Some panhellenic members resorted to more radical actions to push sororities to make more efforts to increase diversity.
Elena Cuascut, a senior at the State University of New York College at Geneseo, was one of over 100 members to disaffiliate from Sigma Delta Tau Sorority at the beginning of June. Her disaffiliation is a part of a nationwide effort for the Sigma Delta Tau national headquarters to make more strides in diversity than just a statement.
“It really angered me,” Cuascut said. “This organization was created as a safe place for Jewish women who were oppressed, so it’s extremely disappointing that they failed to acknowledge the marginalization of Black people in this country.”
The collective letter addressed their national board of directors and sisters nationally, stating disappointment with Sigma Delta Tau’s social media response to the Black Lives Matter movement and a declaration to strip their letters.
“How are you going to say you support the Black Lives Matter movement if you don’t use the word Black in your statement?” said Christina Huynh, a senior at Pace University.
Victoria Zumaeta, an alumna of Pace University, initially drafted the letter, including demands of diversity and inclusion investigations on all campuses, mandatory anti-racist training for all Sigma Delta Tau volunteers, and creating a new intersectional motto.
“While I created the bones of (the letter), it was more … hearing from sisters what they felt like we needed,” Zumaeta said. “Women just want to feel empowered, and that they can actually do something and change things in an organization they fell in love with.”
Sigma Delta Tau has untagged its Instagram account from all posts containing the disaffiliation letter.

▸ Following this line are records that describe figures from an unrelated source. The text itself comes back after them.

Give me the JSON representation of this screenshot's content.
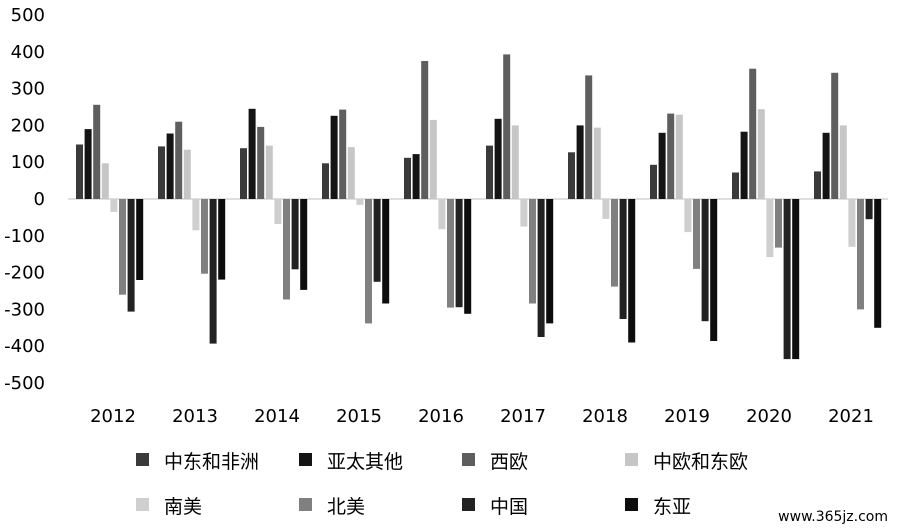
{
  "chart_data": {
    "type": "bar",
    "title": "",
    "xlabel": "",
    "ylabel": "",
    "ylim": [
      -500,
      500
    ],
    "yticks": [
      500,
      400,
      300,
      200,
      100,
      0,
      -100,
      -200,
      -300,
      -400,
      -500
    ],
    "grid": false,
    "legend_position": "bottom",
    "categories": [
      "2012",
      "2013",
      "2014",
      "2015",
      "2016",
      "2017",
      "2018",
      "2019",
      "2020",
      "2021"
    ],
    "series": [
      {
        "name": "中东和非洲",
        "color": "#3a3a3a",
        "values": [
          148,
          143,
          138,
          97,
          112,
          145,
          127,
          93,
          72,
          75
        ]
      },
      {
        "name": "亚太其他",
        "color": "#141414",
        "values": [
          190,
          178,
          245,
          226,
          122,
          218,
          200,
          180,
          183,
          180
        ]
      },
      {
        "name": "西欧",
        "color": "#5e5e5e",
        "values": [
          256,
          210,
          196,
          243,
          375,
          393,
          336,
          232,
          354,
          343
        ]
      },
      {
        "name": "中欧和东欧",
        "color": "#c6c6c6",
        "values": [
          97,
          134,
          145,
          141,
          215,
          200,
          194,
          229,
          244,
          200
        ]
      },
      {
        "name": "南美",
        "color": "#cfcfcf",
        "values": [
          -35,
          -85,
          -68,
          -16,
          -82,
          -75,
          -54,
          -90,
          -158,
          -130
        ]
      },
      {
        "name": "北美",
        "color": "#808080",
        "values": [
          -260,
          -203,
          -273,
          -338,
          -295,
          -284,
          -238,
          -190,
          -132,
          -300
        ]
      },
      {
        "name": "中国",
        "color": "#222222",
        "values": [
          -306,
          -393,
          -191,
          -225,
          -294,
          -375,
          -326,
          -332,
          -435,
          -55
        ]
      },
      {
        "name": "东亚",
        "color": "#0d0d0d",
        "values": [
          -220,
          -219,
          -247,
          -284,
          -312,
          -338,
          -390,
          -386,
          -435,
          -350
        ]
      }
    ]
  },
  "watermark": "www.365jz.com"
}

They’ve since formed the Diversity, Equity & Inclusion Committee in their “first steps to becoming truly inclusive and actively anti-racist,” according to their national website.
While Zumaeta said that the organization has been definitely trying so far to improve inclusivity, there is still a lot to do to elevate the voices of women that are marginalized.

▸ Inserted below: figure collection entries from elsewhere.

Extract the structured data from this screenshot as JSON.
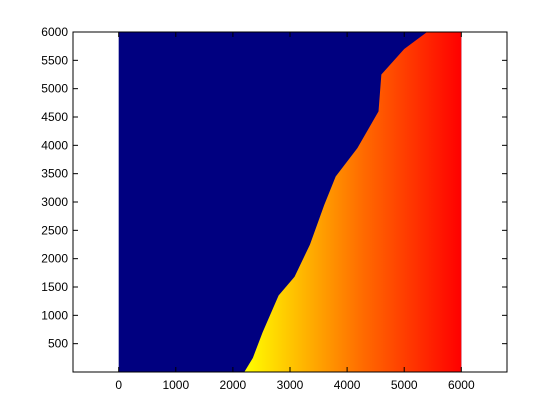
{
  "chart_data": {
    "type": "heatmap",
    "title": "",
    "xlabel": "",
    "ylabel": "",
    "xlim": [
      -800,
      6800
    ],
    "ylim": [
      0,
      6000
    ],
    "x_ticks": [
      0,
      1000,
      2000,
      3000,
      4000,
      5000,
      6000
    ],
    "y_ticks": [
      500,
      1000,
      1500,
      2000,
      2500,
      3000,
      3500,
      4000,
      4500,
      5000,
      5500,
      6000
    ],
    "image_extent": {
      "x": [
        0,
        6000
      ],
      "y": [
        0,
        6000
      ]
    },
    "grid": false,
    "colormap": "autumn",
    "colors": {
      "water": "#000080",
      "low": "#ffff00",
      "high": "#ff0000"
    },
    "coastline": [
      [
        2200,
        0
      ],
      [
        2350,
        250
      ],
      [
        2520,
        700
      ],
      [
        2800,
        1350
      ],
      [
        3080,
        1680
      ],
      [
        3350,
        2250
      ],
      [
        3600,
        2950
      ],
      [
        3800,
        3450
      ],
      [
        4180,
        3950
      ],
      [
        4550,
        4600
      ],
      [
        4600,
        5250
      ],
      [
        5000,
        5700
      ],
      [
        5400,
        6000
      ]
    ]
  }
}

“It’s important to make members feel as if they have a voice and an opportunity to really change the organization,” Zumaeta said. “There’s power there … We need to hold them accountable, all while we hold ourselves accountable as well.”
The reckoning
Snyder posted about her experience on Twitter using the hashtag #BlackatUark. Scrolling through the hundreds of tweeted anecdotes, Snyder felt comforted in the fact that she wasn’t the only student to have faced prejudice.
“There are so many injustices many of my fellow Black peers shared experiences of. The hashtag just showed me this does happen to every person.”
Deja Snyder
She remains hopeful that this period will finally bring genuine change as she and other students apply pressure on their institutions to change the racial stigma.

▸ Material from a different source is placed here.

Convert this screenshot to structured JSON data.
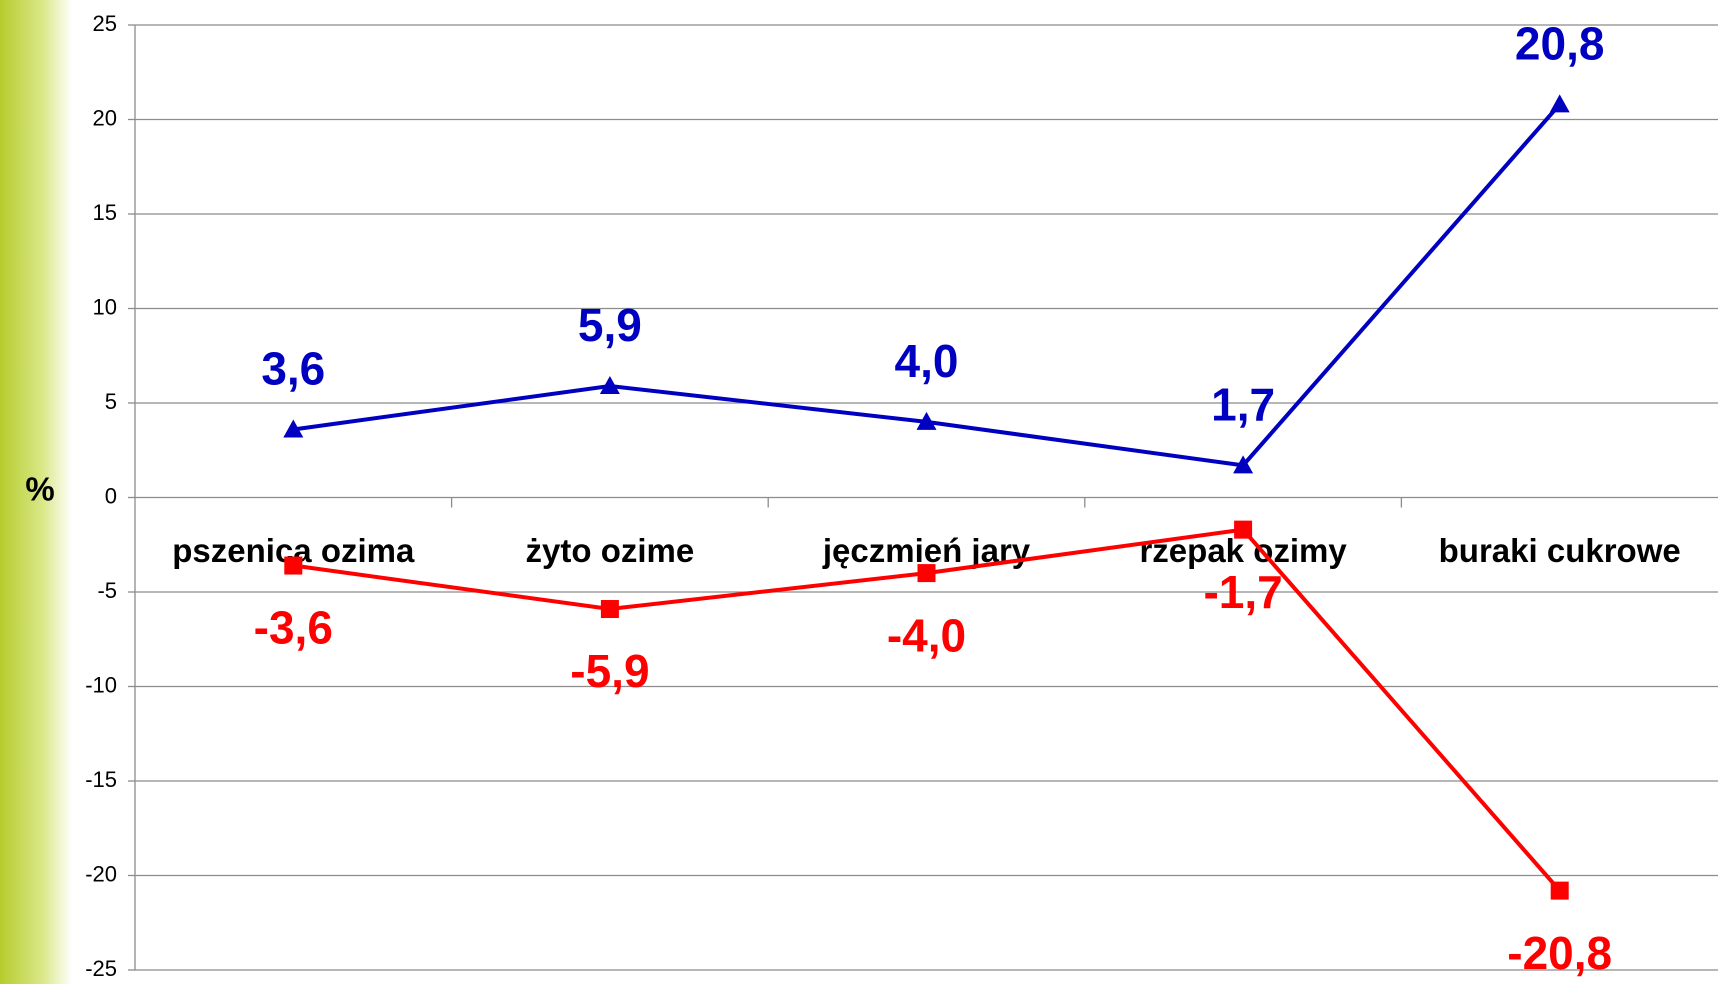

“Every Black person on our campus has dealt with racism or racially insensitive comments before,” Snyder said. “This is not going to just be pushed aside.”
Ross’s lectures often talk about racial controversies in Greek-letter organizations, the more recent ones tinged by acts of white supremacy. Seeing all of these instances unfold, Ross said he is deathly afraid that some sorority and fraternity members may not be immune to acting violently.
Although worried, Ross said that change is inevitable as there is increasing pushback to the status quo. This change, Ross said, can come by tapping into your organization’s DNA and understanding its history.
“Sometimes change is forced upon you. Sometimes you’re proactive about that change. Sometimes you have to deal with a reckoning,” Ross said. “Before you can get healthy, you have to first recognize you’re sick.”